One day, as I stood poised with empty water bottle in hand, pondering what to do with it, a young man approached me, and excitedly asked for it. Surprised, I gave it to him, and he left with a big grin on his face. Later, a Ugandan friend informed me that empty water bottles are very valuable to some Ugandans, who reuse or sell them as multipurpose containers: They use them to put homemade juice to sell, to store paraffin, or a multitude of other things which they either sell or keep for themselves. Later, as our group of volunteers prepared to return to the United States, we invited the locals to our apartment, where we pulled out 3 months worth of small and large empty water bottles. You should have seen the look on their faces! To them, these bottles were more than bottles–they represented a treasure trove of possibility.
Some of the other “trash to treasure” I noticed in Uganda: Old tires are fashioned into soles of shoes; fabric scraps on the floor of a tailor are used to stuff pillow and cushions, trash bags are used to make homemade soccer balls, and (this is the most well-known to Americans) old posters and magazines are cut and rolled into beautiful beads.
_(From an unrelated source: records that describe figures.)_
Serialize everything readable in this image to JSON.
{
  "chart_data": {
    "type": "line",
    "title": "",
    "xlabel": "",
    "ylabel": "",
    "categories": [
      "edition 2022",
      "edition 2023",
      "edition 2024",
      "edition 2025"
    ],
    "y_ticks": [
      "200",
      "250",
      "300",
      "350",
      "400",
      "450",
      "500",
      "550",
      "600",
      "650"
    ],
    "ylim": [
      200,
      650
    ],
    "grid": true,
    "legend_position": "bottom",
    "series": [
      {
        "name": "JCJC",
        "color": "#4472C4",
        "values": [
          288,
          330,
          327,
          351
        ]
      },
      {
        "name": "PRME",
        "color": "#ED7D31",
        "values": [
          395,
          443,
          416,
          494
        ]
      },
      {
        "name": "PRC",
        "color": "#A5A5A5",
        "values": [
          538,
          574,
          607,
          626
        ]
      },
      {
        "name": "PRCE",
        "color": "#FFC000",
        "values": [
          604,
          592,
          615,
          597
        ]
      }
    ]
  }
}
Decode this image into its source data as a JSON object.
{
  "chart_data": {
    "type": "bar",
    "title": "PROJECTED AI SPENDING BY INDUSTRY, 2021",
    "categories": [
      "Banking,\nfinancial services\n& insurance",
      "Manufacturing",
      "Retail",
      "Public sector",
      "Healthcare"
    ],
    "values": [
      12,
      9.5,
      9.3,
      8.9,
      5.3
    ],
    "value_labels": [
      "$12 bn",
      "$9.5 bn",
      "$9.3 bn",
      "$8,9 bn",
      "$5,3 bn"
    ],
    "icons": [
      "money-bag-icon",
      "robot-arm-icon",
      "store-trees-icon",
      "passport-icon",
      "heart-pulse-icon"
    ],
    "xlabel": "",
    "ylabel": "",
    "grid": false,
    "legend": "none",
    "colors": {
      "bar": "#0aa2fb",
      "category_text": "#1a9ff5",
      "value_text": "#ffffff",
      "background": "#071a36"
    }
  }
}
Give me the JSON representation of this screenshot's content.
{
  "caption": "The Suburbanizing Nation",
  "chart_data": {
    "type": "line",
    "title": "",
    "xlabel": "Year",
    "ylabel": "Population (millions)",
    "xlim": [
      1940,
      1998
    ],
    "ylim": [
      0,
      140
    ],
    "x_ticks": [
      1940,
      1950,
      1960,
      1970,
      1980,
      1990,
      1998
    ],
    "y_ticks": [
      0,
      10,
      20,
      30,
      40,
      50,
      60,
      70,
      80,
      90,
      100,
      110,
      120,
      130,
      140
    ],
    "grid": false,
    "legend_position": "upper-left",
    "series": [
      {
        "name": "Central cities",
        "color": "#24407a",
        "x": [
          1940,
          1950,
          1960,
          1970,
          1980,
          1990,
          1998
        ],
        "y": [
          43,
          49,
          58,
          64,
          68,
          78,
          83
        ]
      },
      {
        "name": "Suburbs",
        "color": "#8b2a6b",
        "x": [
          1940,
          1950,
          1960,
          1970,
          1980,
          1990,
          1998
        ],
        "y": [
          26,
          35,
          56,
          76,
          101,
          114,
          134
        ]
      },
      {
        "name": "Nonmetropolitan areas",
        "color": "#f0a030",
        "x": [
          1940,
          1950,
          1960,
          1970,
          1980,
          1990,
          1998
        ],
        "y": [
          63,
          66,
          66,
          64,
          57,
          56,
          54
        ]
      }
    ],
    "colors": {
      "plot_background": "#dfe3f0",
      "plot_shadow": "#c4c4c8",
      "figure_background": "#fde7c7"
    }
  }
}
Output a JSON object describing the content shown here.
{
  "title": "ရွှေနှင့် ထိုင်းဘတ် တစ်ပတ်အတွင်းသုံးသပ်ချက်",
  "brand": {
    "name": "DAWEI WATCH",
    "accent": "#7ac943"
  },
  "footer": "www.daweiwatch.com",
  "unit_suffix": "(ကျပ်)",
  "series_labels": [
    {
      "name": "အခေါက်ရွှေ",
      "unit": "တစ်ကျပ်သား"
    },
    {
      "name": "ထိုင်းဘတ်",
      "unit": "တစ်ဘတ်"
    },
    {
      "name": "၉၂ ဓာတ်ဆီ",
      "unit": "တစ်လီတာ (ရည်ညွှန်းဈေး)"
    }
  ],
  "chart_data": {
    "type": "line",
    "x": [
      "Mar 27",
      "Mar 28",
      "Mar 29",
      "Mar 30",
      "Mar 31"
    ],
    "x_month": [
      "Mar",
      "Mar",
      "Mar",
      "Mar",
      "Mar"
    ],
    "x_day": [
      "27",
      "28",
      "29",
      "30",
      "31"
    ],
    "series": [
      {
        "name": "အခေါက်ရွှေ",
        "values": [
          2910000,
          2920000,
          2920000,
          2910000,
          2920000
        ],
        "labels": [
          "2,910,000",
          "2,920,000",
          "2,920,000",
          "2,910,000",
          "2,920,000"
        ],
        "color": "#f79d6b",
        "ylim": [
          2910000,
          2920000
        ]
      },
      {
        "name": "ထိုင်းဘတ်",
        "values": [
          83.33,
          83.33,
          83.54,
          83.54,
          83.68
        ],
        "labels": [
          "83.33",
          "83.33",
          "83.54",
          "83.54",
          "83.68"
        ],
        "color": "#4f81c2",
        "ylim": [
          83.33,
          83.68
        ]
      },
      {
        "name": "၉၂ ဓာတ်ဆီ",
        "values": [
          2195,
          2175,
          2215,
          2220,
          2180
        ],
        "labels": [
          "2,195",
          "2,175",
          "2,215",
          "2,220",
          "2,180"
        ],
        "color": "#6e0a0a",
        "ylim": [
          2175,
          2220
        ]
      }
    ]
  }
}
Necessity is the mother of invention, and can certainly produce unexpected beauty and creativity. In Uganda, I saw countless examples of one man’s “trash” becoming another’s “treasure” (or business opportunity). This was more than just a fun hobby, it was (and is) about survival. Ingenious Ugandans saw financial value in things that others would merely toss to the side of the road.
But is necessity and the survival instinct the only factor in considering value? Are possible financial opportunities the only gain? What other reasons do people find value and worth in things that others might throw or give away? A creative drive; a dislike of following “the norm”; the pleasure of making something from “nothing”, or possessing a certain aesthetic for the unique, the peculiar, and the re-purposed. All of these could be factors, or maybe a combination of many. Do you have to be an “artist” to appreciate “trash”, and does it go both ways: do those who see beauty in “trash”, distain the cultural ideas of “treasure”?
Salem, Massachusetts is a long way from Uganda, and yet the recycled, up-cycled, and repurposed movement is alive and well here. A few months ago, Beth wrote about an artist Thomas Mackey who makes art out of recycled tools and machine parts. One of my first posts was about the non-profit organization in Lynn, Extras for Creative Learning, a bulk supply for art teachers, artists, and crafters. They accept donations from stores, factories and others who need a place to dump all their leftover scraps.
Thrift stores and consignment shops are booming. Trends are constantly changing and evolving. What will become the new “trash” and the new “treasure”?
This month we will focus on this growing trend (or is it just a re-emerging of a natural tendency) towards reuse and re-purpose. We will explore our own values of “trash” and “treasure”, and consider how cultural and societal changes can affect the value and worth of popular opinion and norms (remember, at one time even mullets were considered attractive).
What about you? Are there some things you value that most others don’t? What makes something your “trash” and another thing your “treasure”?
Hope you will enjoy this month with us!